Posts Tagged ‘sargento Lago’

Deixa eu…

quarta-feira, novembro 12th, 2008


Em 1986, logo após ser promovido a graduação de sargento (13/9/85), fui transferido para a 3ª Companhia do CFAP, no bairro do Rio Pequeno, na Zona Oeste de Sampa. Lá comecei ministrar aulas para os alunos do curso de Cabos.

Como logo no início do ano, nas férias, tinha ido a passeio para Salvador/BA e no auge dos meus 26 anos, voltei cheio de swing e curtindo muito samba.

Também chamava atenção devido as camisas coloridas que usava e pelo jeito descontraído, sempre brincando. Postura essa que era criticada por estar trabalhando numa Unidade-escola.

Eu tinha uma forma diferente de me relacionar com os alunos, priorizava a orientação. Deixava as anotações em caderno de conduta (que transformava em punição) como último recurso.

Percebendo essa característica, o aluno cabo Salomão, que era Laranjeira (que dorme no quartel por morar longe e só vai pra sua casa nos finais de semana) e morava em Campinas/SP, me disse: Sargento, o meu irmão virá no próximo curso. O senhor vai gostar dele. Tem a sua idade e é sambista.

Tempos depois apareceu pra fazer o curso o irmão do Salomão: Marcos Donizete dos Anjos. Logo me procurou, no intuito de arrumar alguma peixada para não pegar escalas nos finais de semana e poder ir para Campinas, onde estava noivo. Como era minha incumbência montar a bandinha que tocava nas formaturas, arrumei essa boquinha pra ele e, como privilégio pela dedicação durante toda a semana, nas sextas-feiras a tarde poderia ir tranqüilamente para a sua casa.

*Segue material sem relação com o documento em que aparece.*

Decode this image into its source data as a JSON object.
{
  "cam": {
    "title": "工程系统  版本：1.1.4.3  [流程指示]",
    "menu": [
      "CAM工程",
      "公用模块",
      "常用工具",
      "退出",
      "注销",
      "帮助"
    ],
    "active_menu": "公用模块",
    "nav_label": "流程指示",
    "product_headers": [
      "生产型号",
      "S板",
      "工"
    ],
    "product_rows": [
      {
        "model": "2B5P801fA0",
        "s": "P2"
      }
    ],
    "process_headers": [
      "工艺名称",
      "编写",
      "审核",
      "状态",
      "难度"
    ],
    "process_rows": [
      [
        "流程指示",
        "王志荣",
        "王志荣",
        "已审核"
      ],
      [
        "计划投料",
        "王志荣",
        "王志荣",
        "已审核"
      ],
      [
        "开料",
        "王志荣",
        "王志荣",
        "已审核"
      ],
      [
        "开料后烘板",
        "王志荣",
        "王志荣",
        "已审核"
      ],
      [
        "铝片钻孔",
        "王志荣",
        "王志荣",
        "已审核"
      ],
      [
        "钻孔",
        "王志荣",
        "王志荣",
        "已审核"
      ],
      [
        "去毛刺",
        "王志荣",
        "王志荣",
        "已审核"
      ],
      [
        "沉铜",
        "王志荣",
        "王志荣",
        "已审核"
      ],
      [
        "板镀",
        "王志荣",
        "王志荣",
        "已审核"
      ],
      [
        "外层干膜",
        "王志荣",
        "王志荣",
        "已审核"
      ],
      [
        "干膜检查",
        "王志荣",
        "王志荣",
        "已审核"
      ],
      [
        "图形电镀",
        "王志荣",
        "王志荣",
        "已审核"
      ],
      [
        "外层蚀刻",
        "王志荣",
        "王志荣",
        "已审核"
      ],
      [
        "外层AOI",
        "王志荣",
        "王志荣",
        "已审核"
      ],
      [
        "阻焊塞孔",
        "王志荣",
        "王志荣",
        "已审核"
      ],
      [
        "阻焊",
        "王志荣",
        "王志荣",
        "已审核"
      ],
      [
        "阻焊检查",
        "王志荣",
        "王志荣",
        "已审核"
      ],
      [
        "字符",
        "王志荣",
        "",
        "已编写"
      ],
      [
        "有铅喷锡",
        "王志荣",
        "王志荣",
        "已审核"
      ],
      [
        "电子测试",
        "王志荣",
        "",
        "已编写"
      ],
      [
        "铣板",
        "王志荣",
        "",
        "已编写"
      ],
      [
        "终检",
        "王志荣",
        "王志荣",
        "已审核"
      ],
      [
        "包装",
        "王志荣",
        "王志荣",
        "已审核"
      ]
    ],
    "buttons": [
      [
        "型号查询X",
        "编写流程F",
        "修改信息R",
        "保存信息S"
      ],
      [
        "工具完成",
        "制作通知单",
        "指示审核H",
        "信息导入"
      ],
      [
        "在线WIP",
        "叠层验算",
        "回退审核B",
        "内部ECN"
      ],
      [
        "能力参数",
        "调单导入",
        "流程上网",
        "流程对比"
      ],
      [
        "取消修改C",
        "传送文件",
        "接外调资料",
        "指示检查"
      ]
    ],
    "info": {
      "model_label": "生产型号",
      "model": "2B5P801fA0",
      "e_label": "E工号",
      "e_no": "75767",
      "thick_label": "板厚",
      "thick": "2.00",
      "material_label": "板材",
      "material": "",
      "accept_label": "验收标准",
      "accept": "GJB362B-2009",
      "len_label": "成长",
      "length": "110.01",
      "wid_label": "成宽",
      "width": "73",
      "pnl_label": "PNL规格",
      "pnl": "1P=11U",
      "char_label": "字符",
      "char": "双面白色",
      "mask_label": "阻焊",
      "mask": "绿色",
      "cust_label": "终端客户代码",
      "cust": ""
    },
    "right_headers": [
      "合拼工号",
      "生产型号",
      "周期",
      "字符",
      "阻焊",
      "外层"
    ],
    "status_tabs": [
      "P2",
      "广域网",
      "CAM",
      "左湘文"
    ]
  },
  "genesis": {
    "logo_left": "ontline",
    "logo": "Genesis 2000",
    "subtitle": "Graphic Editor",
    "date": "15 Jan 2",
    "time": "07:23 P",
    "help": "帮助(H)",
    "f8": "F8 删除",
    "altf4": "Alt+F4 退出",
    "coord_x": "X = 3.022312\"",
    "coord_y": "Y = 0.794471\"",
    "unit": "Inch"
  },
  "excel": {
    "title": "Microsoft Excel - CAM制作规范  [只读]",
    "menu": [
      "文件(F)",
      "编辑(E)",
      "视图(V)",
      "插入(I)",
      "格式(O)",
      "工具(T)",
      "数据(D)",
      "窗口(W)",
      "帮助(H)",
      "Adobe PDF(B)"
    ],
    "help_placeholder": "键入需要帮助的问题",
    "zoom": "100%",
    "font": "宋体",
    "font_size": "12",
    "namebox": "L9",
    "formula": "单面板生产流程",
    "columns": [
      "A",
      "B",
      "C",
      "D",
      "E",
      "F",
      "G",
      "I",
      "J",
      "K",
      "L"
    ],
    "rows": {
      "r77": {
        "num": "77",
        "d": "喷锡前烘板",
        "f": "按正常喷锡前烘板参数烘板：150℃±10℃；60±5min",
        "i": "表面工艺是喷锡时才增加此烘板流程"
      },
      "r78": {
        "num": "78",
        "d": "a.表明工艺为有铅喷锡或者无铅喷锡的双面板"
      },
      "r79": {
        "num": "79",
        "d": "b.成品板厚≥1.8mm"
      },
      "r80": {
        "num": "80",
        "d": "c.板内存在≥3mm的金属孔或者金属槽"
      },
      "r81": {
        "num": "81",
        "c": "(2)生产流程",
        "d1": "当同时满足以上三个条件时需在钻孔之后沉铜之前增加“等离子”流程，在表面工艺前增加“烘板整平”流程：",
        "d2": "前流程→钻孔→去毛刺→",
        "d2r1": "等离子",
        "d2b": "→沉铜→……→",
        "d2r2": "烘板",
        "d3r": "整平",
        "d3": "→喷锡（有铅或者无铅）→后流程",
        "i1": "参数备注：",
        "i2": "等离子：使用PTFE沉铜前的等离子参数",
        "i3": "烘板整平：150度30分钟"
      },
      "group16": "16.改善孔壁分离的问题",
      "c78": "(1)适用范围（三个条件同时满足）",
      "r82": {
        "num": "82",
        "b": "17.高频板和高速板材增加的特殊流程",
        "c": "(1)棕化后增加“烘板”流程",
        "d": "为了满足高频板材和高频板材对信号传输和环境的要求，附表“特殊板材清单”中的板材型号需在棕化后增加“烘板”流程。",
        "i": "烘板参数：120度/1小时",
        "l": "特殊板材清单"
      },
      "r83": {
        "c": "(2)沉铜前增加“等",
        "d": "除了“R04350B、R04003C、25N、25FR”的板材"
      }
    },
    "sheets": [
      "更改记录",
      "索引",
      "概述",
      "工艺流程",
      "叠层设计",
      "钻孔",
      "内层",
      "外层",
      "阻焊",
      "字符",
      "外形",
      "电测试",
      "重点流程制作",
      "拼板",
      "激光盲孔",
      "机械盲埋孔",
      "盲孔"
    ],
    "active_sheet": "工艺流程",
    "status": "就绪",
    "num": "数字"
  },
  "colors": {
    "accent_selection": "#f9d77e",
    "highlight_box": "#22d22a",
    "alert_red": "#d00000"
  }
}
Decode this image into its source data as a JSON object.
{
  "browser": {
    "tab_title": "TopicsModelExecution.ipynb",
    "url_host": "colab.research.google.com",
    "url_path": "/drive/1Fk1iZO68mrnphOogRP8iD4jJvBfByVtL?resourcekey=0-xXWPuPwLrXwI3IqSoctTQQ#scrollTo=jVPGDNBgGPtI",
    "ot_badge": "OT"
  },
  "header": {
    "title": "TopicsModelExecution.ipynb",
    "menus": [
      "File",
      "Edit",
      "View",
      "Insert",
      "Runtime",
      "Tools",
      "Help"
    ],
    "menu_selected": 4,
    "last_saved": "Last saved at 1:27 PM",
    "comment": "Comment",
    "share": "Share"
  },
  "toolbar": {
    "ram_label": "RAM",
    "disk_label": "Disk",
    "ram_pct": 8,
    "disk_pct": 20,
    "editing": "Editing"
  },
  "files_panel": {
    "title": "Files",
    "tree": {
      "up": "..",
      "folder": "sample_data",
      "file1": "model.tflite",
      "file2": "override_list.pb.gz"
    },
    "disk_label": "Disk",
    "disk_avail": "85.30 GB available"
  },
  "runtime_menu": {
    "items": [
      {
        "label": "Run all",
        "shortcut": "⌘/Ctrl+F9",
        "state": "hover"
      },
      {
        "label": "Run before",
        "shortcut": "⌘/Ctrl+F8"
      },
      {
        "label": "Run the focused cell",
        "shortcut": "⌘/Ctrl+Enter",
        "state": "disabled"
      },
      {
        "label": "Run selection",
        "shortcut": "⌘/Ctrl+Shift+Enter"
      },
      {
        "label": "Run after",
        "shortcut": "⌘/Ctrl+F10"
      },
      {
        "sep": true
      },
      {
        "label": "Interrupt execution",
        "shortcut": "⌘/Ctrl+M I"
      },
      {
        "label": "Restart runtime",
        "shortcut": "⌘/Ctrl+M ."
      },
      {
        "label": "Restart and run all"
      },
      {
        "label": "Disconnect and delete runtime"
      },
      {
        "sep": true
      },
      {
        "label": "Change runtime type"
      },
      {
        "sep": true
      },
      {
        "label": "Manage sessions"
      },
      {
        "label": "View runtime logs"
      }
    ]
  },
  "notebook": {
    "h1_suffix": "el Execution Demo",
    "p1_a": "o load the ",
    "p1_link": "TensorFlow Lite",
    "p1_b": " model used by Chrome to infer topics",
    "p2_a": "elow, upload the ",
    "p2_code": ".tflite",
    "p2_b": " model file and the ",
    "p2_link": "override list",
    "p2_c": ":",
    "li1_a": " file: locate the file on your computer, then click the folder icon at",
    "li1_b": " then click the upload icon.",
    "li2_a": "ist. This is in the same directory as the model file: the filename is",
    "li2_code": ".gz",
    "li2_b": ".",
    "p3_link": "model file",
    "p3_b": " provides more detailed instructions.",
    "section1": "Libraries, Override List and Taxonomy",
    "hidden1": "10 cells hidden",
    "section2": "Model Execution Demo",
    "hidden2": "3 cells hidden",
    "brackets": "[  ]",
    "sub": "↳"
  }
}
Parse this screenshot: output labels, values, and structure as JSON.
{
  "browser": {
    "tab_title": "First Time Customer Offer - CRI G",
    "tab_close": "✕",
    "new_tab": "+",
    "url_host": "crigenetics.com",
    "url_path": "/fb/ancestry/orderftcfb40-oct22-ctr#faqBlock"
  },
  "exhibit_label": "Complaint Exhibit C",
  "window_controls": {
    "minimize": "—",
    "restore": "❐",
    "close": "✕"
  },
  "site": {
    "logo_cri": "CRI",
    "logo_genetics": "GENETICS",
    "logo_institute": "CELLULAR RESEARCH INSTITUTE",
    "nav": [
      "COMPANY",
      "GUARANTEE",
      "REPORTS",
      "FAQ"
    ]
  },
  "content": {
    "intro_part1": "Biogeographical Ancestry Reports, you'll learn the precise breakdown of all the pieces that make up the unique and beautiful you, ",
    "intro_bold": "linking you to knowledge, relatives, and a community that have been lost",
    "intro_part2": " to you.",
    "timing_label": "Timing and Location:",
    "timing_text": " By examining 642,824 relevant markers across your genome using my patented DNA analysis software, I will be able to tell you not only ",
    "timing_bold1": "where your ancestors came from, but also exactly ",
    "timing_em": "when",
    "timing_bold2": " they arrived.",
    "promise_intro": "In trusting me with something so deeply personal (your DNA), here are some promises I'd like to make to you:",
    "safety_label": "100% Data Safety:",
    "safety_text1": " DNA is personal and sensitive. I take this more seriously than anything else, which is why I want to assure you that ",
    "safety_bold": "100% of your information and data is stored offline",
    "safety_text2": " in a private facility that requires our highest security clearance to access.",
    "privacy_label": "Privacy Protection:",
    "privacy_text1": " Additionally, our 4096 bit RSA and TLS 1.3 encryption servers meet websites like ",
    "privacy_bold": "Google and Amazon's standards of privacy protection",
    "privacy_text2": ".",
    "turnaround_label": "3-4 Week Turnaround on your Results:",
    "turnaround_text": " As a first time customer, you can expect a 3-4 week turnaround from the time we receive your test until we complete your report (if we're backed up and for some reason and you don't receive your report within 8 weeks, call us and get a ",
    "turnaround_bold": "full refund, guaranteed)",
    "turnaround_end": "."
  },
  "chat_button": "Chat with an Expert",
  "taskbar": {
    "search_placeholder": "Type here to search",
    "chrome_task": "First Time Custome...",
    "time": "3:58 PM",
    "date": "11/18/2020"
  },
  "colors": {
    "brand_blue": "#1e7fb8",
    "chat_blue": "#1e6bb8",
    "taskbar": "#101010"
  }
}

Contudo, quase toda noite eu buscava o aluno no alojamento, às vezes já se preparando para ir dormir, e levava pra Osasco/SP, cidade da Grande São Paulo, vizinha ao bairro que estávamos, pra fazer um samba. Bons tempos que deixaram saudades…

Com a formatura, Anjos voltou para seu batalhão em Campinas e nos vimos apenas mais algumas vezes, quando fui aplicar prova para concursos, em sua cidade.

Tempos depois as rádios de São Paulo começaram tocar a música “Condor”, do Grupo Clave de Azes. Foi sucesso estrondoso. Salomão, agora sargento, como seu irmão, me ligou e deu a notícia. Anjos tornou-se o Markinhos Sargento, autor e cantor do novo sucesso.

Recentemente estive em Campinas, conforme postei aqui, e fui recepcionado por muitos amigos, entre eles, já com novo nome artístico, Markinhos do Clave, o Marcos Donizete dos Anjos.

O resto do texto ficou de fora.